Wednesday, August 6, 2014

Russia-Iran Oil-for-Goods: Deal/No Deal?

Months of talks between Russia and Iran on a major oil-for-goods deal were thrown into chaos when on Tuesday Russia first announced that the landmark deal had been agreed with Iran, only to withdraw the statement within hours, saying a new statement will be put forward on Wednesday. Today, the new statement gave no indication of volumes or the timeframe for the deal:

"Based on Iran's proposal, we can participate in arranging crude oil shipments, including to Russia. Volumes are to be determined by market needs," said Russia's Energy Minister Alexander Novak in a new statement. (Reuters, 6 August)

The proposed contract was for a five-year deal worth $20 billion. Under the terms of the proposed deal, Russia would buy 500,000 bpd of Iranian crude in exchange for Russian equipment/goods. But the new Russian statement indicates an oil-for-goods contract with no volumes agreed to; really not a contract but a memorandum of understanding under which Russia would buy crude oil from Iran, presumably to re-export it in the global markets, at volumes dictated by the market conditions, not 500,000 bpd for five years as originally proposed.
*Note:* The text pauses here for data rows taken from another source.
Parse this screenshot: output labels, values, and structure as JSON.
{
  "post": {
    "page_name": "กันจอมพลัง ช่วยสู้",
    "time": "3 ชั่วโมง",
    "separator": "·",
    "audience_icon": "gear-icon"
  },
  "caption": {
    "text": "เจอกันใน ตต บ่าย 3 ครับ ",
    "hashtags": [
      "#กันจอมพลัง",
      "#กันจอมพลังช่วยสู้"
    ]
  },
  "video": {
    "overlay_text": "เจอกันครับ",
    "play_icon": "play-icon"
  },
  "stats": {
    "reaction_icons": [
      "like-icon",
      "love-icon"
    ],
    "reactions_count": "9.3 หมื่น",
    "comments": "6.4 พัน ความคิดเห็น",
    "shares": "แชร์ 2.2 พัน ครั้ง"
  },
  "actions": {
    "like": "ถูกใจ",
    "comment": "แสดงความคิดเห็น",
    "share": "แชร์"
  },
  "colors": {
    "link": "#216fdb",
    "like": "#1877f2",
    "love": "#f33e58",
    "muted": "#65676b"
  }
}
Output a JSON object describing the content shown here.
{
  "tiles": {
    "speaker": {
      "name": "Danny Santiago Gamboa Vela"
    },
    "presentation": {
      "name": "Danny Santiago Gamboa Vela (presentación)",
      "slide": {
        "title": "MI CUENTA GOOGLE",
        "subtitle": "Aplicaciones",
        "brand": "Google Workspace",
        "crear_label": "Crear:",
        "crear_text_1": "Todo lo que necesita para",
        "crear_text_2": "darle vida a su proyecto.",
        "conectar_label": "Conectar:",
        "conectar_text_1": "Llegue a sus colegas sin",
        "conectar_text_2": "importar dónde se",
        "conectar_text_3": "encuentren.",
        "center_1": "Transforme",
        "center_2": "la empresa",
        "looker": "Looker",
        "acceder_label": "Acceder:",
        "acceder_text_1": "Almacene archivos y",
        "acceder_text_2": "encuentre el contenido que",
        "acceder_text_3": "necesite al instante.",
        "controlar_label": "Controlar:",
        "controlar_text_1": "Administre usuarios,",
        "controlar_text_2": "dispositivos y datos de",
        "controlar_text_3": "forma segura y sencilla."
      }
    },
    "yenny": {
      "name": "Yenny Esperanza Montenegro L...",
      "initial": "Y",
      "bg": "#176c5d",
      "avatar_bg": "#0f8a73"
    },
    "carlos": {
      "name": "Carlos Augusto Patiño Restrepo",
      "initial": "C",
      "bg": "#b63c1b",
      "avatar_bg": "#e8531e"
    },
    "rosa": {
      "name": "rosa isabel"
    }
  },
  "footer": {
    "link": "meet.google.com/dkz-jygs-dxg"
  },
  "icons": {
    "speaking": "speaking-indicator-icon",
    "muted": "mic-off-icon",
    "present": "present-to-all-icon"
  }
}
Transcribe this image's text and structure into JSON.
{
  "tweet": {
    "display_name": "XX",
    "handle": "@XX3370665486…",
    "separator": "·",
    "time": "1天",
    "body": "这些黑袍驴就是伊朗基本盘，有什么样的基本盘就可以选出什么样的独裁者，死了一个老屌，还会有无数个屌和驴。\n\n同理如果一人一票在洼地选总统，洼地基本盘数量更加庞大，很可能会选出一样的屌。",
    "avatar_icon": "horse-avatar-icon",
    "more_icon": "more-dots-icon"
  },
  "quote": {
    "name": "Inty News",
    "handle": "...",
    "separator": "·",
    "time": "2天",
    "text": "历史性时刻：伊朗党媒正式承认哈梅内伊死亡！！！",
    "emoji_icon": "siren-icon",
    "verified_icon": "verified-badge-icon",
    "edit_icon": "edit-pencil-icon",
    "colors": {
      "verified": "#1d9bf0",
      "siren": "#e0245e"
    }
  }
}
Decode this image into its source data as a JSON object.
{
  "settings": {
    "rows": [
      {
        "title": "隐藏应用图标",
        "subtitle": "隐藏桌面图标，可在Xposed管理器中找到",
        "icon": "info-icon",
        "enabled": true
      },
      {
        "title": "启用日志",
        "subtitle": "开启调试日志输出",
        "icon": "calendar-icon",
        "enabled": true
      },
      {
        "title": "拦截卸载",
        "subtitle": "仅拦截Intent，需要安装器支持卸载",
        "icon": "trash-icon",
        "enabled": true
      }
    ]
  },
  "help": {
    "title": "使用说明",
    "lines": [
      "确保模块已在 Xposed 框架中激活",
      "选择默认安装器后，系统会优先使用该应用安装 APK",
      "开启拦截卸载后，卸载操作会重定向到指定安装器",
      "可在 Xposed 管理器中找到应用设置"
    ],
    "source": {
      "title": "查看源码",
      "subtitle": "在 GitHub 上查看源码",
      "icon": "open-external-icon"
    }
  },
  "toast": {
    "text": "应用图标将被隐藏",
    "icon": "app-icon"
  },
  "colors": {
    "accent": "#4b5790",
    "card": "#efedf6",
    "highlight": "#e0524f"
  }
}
Russia and Iran are competitors in selling crude oil in global markets. It would be hard to imagine that Russia would sell Iranian oil instead of its own, unless the demands were so high that Russia runs out of its own oil first. But then, under those tight conditions, Iran should not have any problems selling its own oil, without Russia's help. It is unclear now how this agreement would or could work.

File photo: Iran's oil export terminal at Kharq Island. (Getty)


Mark Pyruz said...

Hard to tell without publicized details but it appears the Iranians are balking based on past Russian failures to live up to a deal (i.e. Bushehr, S-300, etc.This is a reason why Iran seeks independence and self-sufficiency in establishing its industrial-scale civilian nuclear power industry.

Also, the Iranians are genuinely interested in better relations with the West (particularly Europe), at a time where Russia and the West are experiencing a level of hostility. Given the choice of better relations with Western Europe or Russia, the Iranians are sure to pick the former.

So these might be factors that the Iranians are taking into consideration when determining whether to engage the Russians in this deal.

Anonymous said...

Russia is the main enemy of Iran.You can bet your bottom dollar that they will use Iran to suit themselves.The regime is selling Iran down the tubes to the Russians and the Chinese.When will people realize this?